SHORT TAKES — I asked the fellow who hosted the after-party for Liam Neeson’s new film Cold Pursuit – the day after the La Neeson Affair broke, how it was. He said, Neeson stayed late, was in a upbeat mood and it was a excellent event … Celebrity scandals; there’s always another one right down the road … Monday’s Manifest is their season finale; the producers have been talking about a second season, but so far NBC hasn’t. It was a great show, with a great plot line, but frustratingly slow. We’ll see … The 18th Tribeca Film Festival will kick off April 24 with the world premiere of HBO’s The Apollo, a documentary portrait of the famed Harlem theater. Directed by Roger Ross Williams, the film blends archival and performance footage with interviews with celebrities and theater staffers to chronicle the history and legacy of the 85-year-old landmark on 125th Street. The film will air later in 2019 on HBO. Notable interviewees in The Apollo include Patti LaBelle, Pharrell Williams, Smokey Robinson and Jamie Foxx. The film tracks a new multi-media production of Ta-Nehisi Coates’ Between the World and Me as it comes to the Apollo stage. The backstage narrative enables the film to explore black lives in America and the role that art plays therein, as well as the Apollo as a broader expression of African-American achievement. The Harlem venue has had an outsized influence on American cultural history. Its stage has hosted the likes of Billie Holiday, Aretha Franklin, Ella Fitzgerald, Diana Ross & The Supremes, Stevie Wonder, The Jackson 5, Luther Vandross, Dave Chappelle, Lauryn Hill, Jimi Hendrix and many others.
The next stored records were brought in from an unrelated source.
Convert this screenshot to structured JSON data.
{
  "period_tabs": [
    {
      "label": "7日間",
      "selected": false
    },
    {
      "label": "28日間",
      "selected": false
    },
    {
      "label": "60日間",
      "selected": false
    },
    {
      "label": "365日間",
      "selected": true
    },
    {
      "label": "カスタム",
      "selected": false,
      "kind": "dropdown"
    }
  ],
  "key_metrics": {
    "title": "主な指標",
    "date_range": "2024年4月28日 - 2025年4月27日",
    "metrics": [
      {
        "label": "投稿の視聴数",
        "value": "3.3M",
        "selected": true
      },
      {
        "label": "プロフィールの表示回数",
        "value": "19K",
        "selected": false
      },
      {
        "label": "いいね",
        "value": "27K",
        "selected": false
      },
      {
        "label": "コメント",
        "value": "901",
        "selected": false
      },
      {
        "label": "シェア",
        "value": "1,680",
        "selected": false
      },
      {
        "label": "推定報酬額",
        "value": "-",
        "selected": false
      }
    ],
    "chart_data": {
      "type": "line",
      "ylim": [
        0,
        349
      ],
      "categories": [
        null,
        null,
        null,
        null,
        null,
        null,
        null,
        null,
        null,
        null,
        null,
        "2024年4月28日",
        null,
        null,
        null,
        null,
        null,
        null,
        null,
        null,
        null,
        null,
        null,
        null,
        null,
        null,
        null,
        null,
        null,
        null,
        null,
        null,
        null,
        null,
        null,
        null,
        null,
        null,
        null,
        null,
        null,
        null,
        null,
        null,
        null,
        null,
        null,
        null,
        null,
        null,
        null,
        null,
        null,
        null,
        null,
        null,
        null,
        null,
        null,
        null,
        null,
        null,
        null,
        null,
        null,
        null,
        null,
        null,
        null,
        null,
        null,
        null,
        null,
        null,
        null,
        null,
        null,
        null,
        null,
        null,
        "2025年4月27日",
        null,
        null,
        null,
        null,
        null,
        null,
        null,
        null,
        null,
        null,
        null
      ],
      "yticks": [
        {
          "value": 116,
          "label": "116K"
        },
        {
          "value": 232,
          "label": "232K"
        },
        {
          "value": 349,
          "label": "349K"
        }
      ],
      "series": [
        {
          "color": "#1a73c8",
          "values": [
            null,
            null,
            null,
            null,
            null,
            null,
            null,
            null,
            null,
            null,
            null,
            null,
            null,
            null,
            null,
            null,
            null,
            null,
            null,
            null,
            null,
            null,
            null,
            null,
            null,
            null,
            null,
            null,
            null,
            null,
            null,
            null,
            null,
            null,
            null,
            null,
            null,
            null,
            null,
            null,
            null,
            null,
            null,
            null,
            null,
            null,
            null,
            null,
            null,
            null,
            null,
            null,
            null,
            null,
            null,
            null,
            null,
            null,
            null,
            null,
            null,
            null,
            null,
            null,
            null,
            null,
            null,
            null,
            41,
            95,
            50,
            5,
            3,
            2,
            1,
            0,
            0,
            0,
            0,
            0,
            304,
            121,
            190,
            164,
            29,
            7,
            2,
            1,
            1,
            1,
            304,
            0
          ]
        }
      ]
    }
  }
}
In its nearly two-decade history, the Tribeca fete has occasionally featured narrative films on its opening night. In most years, though, and annually since 2013, it has kicked off with a documentary. This year’s curtain-raiser should have a unique feel, though, given that it will screen in Harlem, at the night’s namesake theater. “We’re excited to finally be going uptown to play the Apollo.” said Jane Rosenthal, Co-Founder and CEO of the Tribeca Film Festival. “The Apollo gives audiences an inside look at the major role this institution has played for the past 85 years. It’s seen the emergence of everything from jazz to R&B to soul and gospel — all quintessential American music genres, and this is the time to remind people of our nation’s rich history. ” … Happy Bday Steve Leeds!

David Salidor; Scott Shannon and Steve Leeds

NAMES IN THE NEWS — Keith Girard; Wendy Stuart Kaplan; Race Taylor; Zach Martin; Tony Noto; Jerry Orbach; William Schill; Alex Pedersen; Jacqueline Boyd; Cody; Chloe; Robert Funaro.